As well as a focus on buses, the final mayoral proposal will provide funding for council to contribute to the removal of railway level crossings in Takanini. The removal of these crossings and their replacement with overbridges is necessary to realise the full benefits of the City Rail Link (CRL). 

“The four level crossings at Takanini see the highest number of rail traffic in Auckland and already contribute to road congestion. This problem will only get worse when the CRL opens.  

“So, it is crucial that we get on with the work now. We’re budgeting for our share of the $550 million to make sure it happens, although I acknowledge there is still a lot more required for level crossing removal in Auckland. I’m working with the government on their share, as well as a much-needed change to the funding and delivery model for these projects,” Mayor Brown said. 

The Budget Committee, chaired by Mayor Brown and comprising of all 20 councillors and two members of the Independent Māori Statutory Board, will meet on Thursday, 16 May to consider the mayor’s final proposal. 
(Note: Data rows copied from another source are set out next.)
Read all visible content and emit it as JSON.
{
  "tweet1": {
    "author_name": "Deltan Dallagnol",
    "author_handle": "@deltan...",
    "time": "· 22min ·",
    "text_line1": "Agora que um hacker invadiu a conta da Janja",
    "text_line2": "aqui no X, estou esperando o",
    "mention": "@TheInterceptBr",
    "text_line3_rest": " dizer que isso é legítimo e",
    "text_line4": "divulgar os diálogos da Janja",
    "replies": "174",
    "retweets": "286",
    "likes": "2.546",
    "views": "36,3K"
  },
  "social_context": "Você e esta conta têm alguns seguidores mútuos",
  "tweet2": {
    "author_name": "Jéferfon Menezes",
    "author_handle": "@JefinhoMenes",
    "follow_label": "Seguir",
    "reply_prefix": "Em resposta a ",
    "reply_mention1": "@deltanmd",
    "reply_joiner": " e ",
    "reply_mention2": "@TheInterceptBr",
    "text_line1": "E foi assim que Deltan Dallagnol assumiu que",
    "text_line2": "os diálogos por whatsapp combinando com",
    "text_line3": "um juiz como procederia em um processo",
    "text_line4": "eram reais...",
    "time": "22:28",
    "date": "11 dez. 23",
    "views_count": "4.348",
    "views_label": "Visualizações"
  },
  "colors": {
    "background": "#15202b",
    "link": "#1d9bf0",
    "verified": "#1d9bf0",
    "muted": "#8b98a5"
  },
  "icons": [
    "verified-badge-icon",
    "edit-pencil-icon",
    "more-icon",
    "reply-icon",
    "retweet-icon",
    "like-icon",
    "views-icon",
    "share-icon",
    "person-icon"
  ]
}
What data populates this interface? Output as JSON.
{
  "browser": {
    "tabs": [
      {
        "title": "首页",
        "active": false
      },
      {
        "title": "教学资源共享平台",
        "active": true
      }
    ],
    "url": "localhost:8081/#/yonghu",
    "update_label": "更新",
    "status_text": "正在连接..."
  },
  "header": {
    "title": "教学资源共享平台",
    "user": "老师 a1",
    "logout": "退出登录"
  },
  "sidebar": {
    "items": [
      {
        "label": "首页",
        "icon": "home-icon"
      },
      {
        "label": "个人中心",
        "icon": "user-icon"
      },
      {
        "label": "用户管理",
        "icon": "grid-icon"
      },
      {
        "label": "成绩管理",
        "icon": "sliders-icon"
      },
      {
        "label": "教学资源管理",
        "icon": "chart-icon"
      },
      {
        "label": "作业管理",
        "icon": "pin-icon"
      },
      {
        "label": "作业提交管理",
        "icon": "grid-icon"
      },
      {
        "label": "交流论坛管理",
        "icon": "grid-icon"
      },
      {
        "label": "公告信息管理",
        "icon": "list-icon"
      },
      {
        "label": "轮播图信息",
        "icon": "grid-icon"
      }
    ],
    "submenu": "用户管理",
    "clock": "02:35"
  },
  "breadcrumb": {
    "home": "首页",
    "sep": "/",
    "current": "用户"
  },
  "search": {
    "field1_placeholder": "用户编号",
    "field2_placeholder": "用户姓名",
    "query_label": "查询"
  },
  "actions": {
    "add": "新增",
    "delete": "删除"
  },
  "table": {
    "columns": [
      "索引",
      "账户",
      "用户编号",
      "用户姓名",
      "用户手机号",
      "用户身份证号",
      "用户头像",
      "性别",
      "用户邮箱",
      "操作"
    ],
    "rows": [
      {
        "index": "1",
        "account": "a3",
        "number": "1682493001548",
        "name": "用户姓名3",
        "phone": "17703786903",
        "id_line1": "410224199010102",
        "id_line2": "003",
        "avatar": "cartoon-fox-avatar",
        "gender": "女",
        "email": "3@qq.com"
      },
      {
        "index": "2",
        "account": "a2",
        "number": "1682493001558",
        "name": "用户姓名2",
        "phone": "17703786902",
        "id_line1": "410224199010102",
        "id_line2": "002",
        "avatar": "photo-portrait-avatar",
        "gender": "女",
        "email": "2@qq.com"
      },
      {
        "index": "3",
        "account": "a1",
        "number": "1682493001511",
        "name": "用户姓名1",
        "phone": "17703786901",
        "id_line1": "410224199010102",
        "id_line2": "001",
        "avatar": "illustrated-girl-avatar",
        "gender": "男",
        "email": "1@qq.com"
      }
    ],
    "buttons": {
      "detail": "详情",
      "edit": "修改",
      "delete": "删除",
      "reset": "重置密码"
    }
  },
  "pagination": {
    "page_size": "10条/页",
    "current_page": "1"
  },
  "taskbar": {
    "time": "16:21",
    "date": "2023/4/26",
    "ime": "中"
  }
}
Mayor Brown’s plan to save public transport: 

  • $50 weekly fare cap for buses, trains, and inner-harbour ferries. The Fareshare programme extended to all Auckland businesses with five or more employees. 
  • $600 million for network optimisation, including dynamic lanes and small capital works to make bus travel faster and more reliable; 
  • $6.5 million for bus security screens to be installed on 80% of AT buses within 2 years. 
  • $550 million for Takanini level crossing removal and $5 million to ensure tracks are properly maintained. 
  • $70 million additional operating spend for Auckland Transport, $10 million more than the central proposal consulted on, to maintain and enhance bus services, fund track maintenance, and ensure no Auckland suburbs lose bus services.